La psicoanalista Silvia Ons acaba de publicar Comunismo sexual (Paidós), donde se aprovecha de esa conjunción para reflexionar desde su práctica sobre las relaciones sociales en un mundo esclavo de la imagen, el espectáculo y el consumo, y cómo impacta ese formato del ente en las mujeres, los hombres y el amor entendido en su más amplia acepción. Esta es la conversación que sostuvo con Ñ digital.

Pablo E. Chacón -El libro invita a pensar una época de cambio: promiscuidad generalizada a la vez que indiferencia y desconexión, desencuentros múltiples, encuentros virtuales, etc. Y si nos remitimos a la historia del comunismo, estas conductas también estarían ordenadas por un socialismo menos libertario que autoritario. ¿Esto es así?

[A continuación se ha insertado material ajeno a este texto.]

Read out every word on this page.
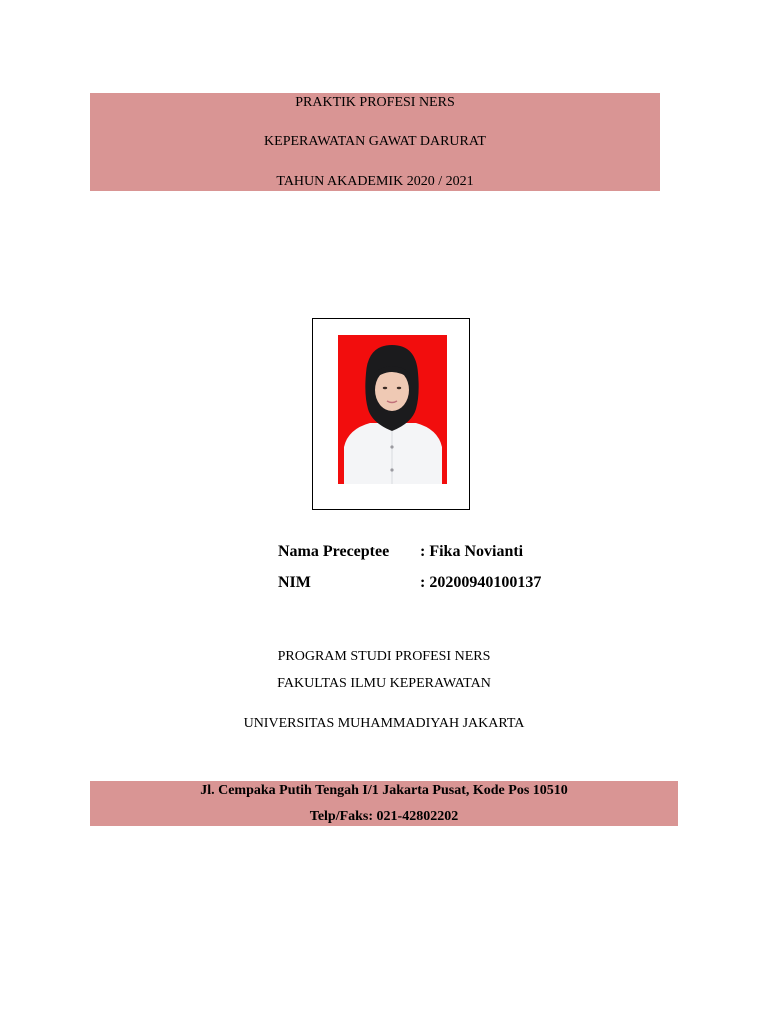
PRAKTIK PROFESI NERS
KEPERAWATAN GAWAT DARURAT
TAHUN AKADEMIK 2020 / 2021
Nama Preceptee : Fika Novianti
NIM	: 20200940100137
PROGRAM STUDI PROFESI NERS
FAKULTAS ILMU KEPERAWATAN
UNIVERSITAS MUHAMMADIYAH JAKARTA
Jl. Cempaka Putih Tengah I/1 Jakarta Pusat, Kode Pos 10510
Telp/Faks: 021-42802202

Silvia Ons -El título es irónico. Así como Freud cuestionó las premisas psicológicas del comunismo como ideología, cabe realizar una operación similar respecto a las nuevas perspectivas que pregonan una suerte de “comunismo sexual”. Y recordar que (Freud) no emitió juicio sobre el comunismo desde el punto de vista económico sino sobre su concepción del hombre. Para él, la premisa psicológica del comunismo es “una vana ilusión”, ya que cancelando la propiedad privada no se eliminarían cuestiones relativas al goce, la agresión, el apetito de posesión, etc. Además, no cree en el nacimiento de un nuevo hombre, idea que le resulta afín con creencias religiosas de redención. Acuerdo con la idea de que el comunismo sexual pregonado en los albores de la Unión Soviética estaba anclado en una ideología que le daba sentido. Ahora, asistimos a una suerte de “comunismo secularizado”. Tomé el término de la manera en que los swingers bautizan a su práctica, pero más allá de ella; porque esa consigna está –de alguna manera– presente en las llamadas “comunidades de goce”. La transformación de prácticas sexuales en movimientos, consignas, modalidades, formas de vida, páginas en Internet, pretensiones de subcultura, no es algo típico de los swingers. Si en la época victoriana el psicoanálisis cuestionaba la pretensión de igualación de los ideales en sus ambiciones hegemónicas, hoy también le compete realizar esa operación respecto a las perspectivas que intentan homogeneizar los goces.

-Comunismo sexual está muy centrado en ciertas posiciones juveniles: el uso (y abuso) del viagra; el exhibicionismo de la “intimidad”. ¿Existe una nueva juvenilia que hace uso de los soportes digitales “ignorando” las “bondades” (y complicaciones) del amor? ¿Por qué pensás que los adultos, a la vez, hacen un culto de la juventud, casi como si fuera una mercancía?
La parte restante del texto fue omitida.